Ее лицо было хмуро и лишено обычных живых красок, под глазами желтоватые тени. Она казалась некрасивой теперь и грустной. И Андрей почувствовал раскаяние за свою неразговорчивость, и за то, что подумал об источнике «Бетховена», и за насмешливую интонацию отца при слове «единственная»… В конце концов, что там ни говори, а он привязан к Нине. И если она иногда ломается, притворяется независимой, то ведь из любви к нему: чтобы удержать. Он ей нужен. И она нужна ему, — разве это не так? И он прижал к себе ее локоть и повторил уже другим, убеждающим тоном:
— Ты же знаешь, как я отношусь к тебе.
Глава девятая
ИСПЫТАНИЕ АНДРЕЯ
Статуя «Молодой Бетховен» — поясной портрет — была выставлена в актовом зале. С нее и началось обсуждение. И, как предвидел Андрей, оно оказалось для него мучительно.
Поражение было двойное. Во-первых, пристрастное, предвзятое отношение председателя собрания, который давал много воли крикунам и принимался громко звонить в свой колокольчик, как только Андрей или его сторонники начинали развивать свои мысли.

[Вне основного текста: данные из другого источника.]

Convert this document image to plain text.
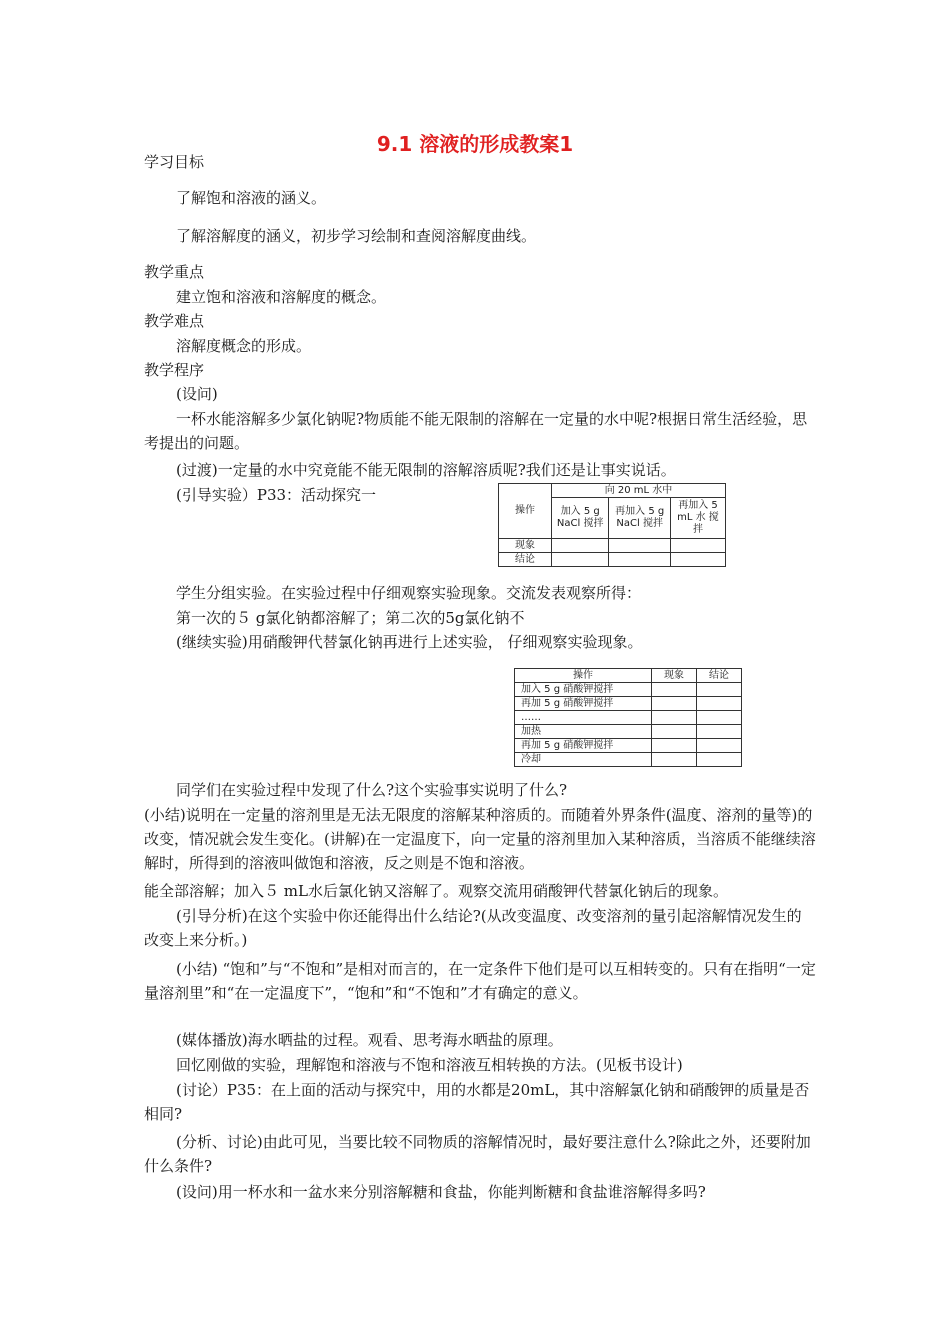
9.1 溶液的形成教案1
学习目标
了解饱和溶液的涵义。
了解溶解度的涵义，初步学习绘制和查阅溶解度曲线。
教学重点
建立饱和溶液和溶解度的概念。
教学难点
溶解度概念的形成。
教学程序
(设问)
一杯水能溶解多少氯化钠呢?物质能不能无限制的溶解在一定量的水中呢?根据日常生活经验，思考提出的问题。
(过渡)一定量的水中究竟能不能无限制的溶解溶质呢?我们还是让事实说话。
(引导实验）P33：活动探究一
操作	向 20 mL 水中		
	加入 5 g NaCl 搅拌	再加入 5 g NaCl 搅拌	再加入 5 mL 水 搅拌
现象			
结论			
学生分组实验。在实验过程中仔细观察实验现象。交流发表观察所得：
第一次的５ g氯化钠都溶解了；第二次的5g氯化钠不
(继续实验)用硝酸钾代替氯化钠再进行上述实验， 仔细观察实验现象。
操作	现象	结论
加入 5 g 硝酸钾搅拌		
再加 5 g 硝酸钾搅拌		
……		
加热		
再加 5 g 硝酸钾搅拌		
冷却		
同学们在实验过程中发现了什么?这个实验事实说明了什么?
(小结)说明在一定量的溶剂里是无法无限度的溶解某种溶质的。而随着外界条件(温度、溶剂的量等)的改变，情况就会发生变化。(讲解)在一定温度下，向一定量的溶剂里加入某种溶质，当溶质不能继续溶解时，所得到的溶液叫做饱和溶液，反之则是不饱和溶液。
能全部溶解；加入５ mL水后氯化钠又溶解了。观察交流用硝酸钾代替氯化钠后的现象。
(引导分析)在这个实验中你还能得出什么结论?(从改变温度、改变溶剂的量引起溶解情况发生的改变上来分析。)
(小结) “饱和”与“不饱和”是相对而言的，在一定条件下他们是可以互相转变的。只有在指明“一定量溶剂里”和“在一定温度下”，“饱和”和“不饱和”才有确定的意义。
(媒体播放)海水晒盐的过程。观看、思考海水晒盐的原理。
回忆刚做的实验，理解饱和溶液与不饱和溶液互相转换的方法。(见板书设计)
(讨论）P35：在上面的活动与探究中，用的水都是20mL，其中溶解氯化钠和硝酸钾的质量是否相同?
(分析、讨论)由此可见，当要比较不同物质的溶解情况时，最好要注意什么?除此之外，还要附加什么条件?
(设问)用一杯水和一盆水来分别溶解糖和食盐，你能判断糖和食盐谁溶解得多吗?
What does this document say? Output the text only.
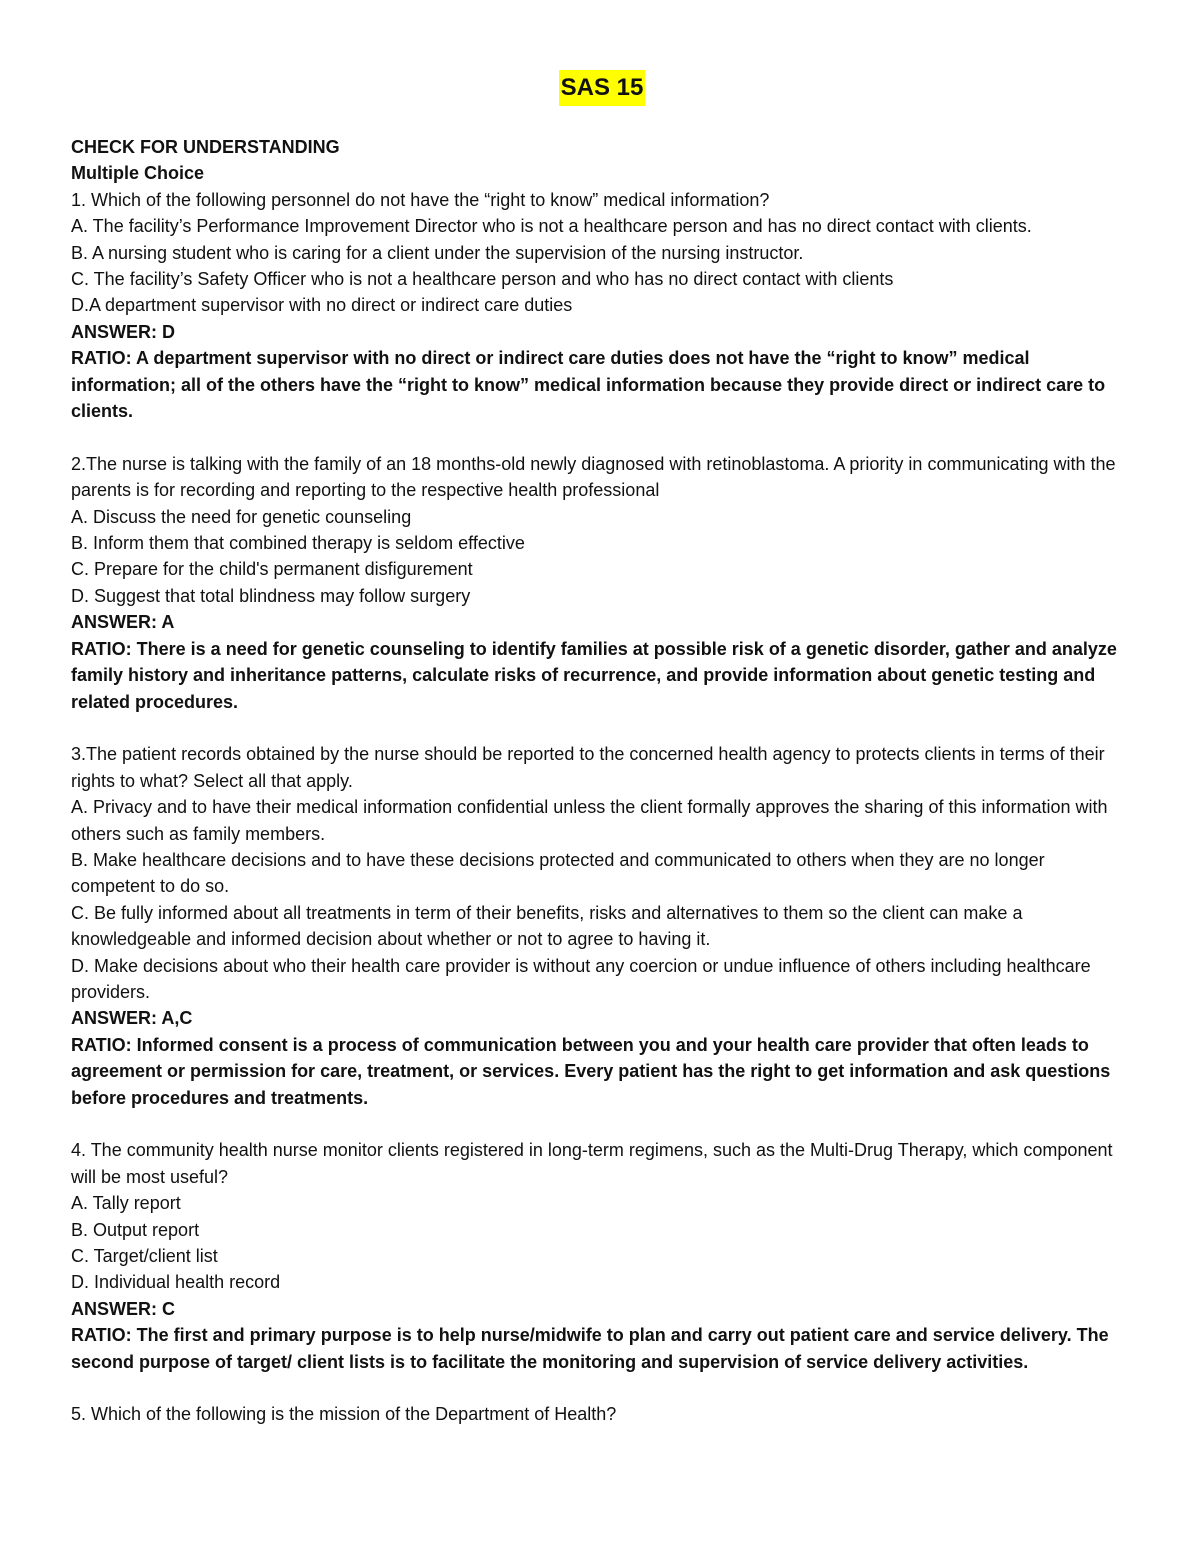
SAS 15
CHECK FOR UNDERSTANDING
Multiple Choice
1. Which of the following personnel do not have the “right to know” medical information?
A. The facility’s Performance Improvement Director who is not a healthcare person and has no direct contact with clients.
B. A nursing student who is caring for a client under the supervision of the nursing instructor.
C. The facility’s Safety Officer who is not a healthcare person and who has no direct contact with clients
D.A department supervisor with no direct or indirect care duties
ANSWER: D
RATIO: A department supervisor with no direct or indirect care duties does not have the “right to know” medical information; all of the others have the “right to know” medical information because they provide direct or indirect care to clients.
2.The nurse is talking with the family of an 18 months-old newly diagnosed with retinoblastoma. A priority in communicating with the parents is for recording and reporting to the respective health professional
A. Discuss the need for genetic counseling
B. Inform them that combined therapy is seldom effective
C. Prepare for the child's permanent disfigurement
D. Suggest that total blindness may follow surgery
ANSWER: A
RATIO: There is a need for genetic counseling to identify families at possible risk of a genetic disorder, gather and analyze family history and inheritance patterns, calculate risks of recurrence, and provide information about genetic testing and related procedures.
3.The patient records obtained by the nurse should be reported to the concerned health agency to protects clients in terms of their rights to what? Select all that apply.
A. Privacy and to have their medical information confidential unless the client formally approves the sharing of this information with others such as family members.
B. Make healthcare decisions and to have these decisions protected and communicated to others when they are no longer competent to do so.
C. Be fully informed about all treatments in term of their benefits, risks and alternatives to them so the client can make a knowledgeable and informed decision about whether or not to agree to having it.
D. Make decisions about who their health care provider is without any coercion or undue influence of others including healthcare providers.
ANSWER: A,C
RATIO: Informed consent is a process of communication between you and your health care provider that often leads to agreement or permission for care, treatment, or services. Every patient has the right to get information and ask questions before procedures and treatments.
4. The community health nurse monitor clients registered in long-term regimens, such as the Multi-Drug Therapy, which component will be most useful?
A. Tally report
B. Output report
C. Target/client list
D. Individual health record
ANSWER: C
RATIO: The first and primary purpose is to help nurse/midwife to plan and carry out patient care and service delivery. The second purpose of target/ client lists is to facilitate the monitoring and supervision of service delivery activities.
5. Which of the following is the mission of the Department of Health?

Во-вторых… Ну, это было не так обидно, потому что справедливо. Фронтовики, недавно вернувшиеся оттуда, также критиковали, порой жестоко. Так, один из них, Серебрянский, сказал, что фигура Бетховена театральна, напыщенна, и если вообразить его во весь рост, то покажется, будто он стоит на одной ноге. Это было метко; Андрей не мог не улыбнуться, хотя самолюбие его страдало. Фронтовики не повторяли избитые суждения. У них был зоркий взгляд, свежесть восприятия. Андрей был готов принять их порицания. Но другие критики! Они даже не старались говорить профессионально. Они знали, что сказать еще до того, как увидали работу Андрея. Последнее слово оставалось за ними.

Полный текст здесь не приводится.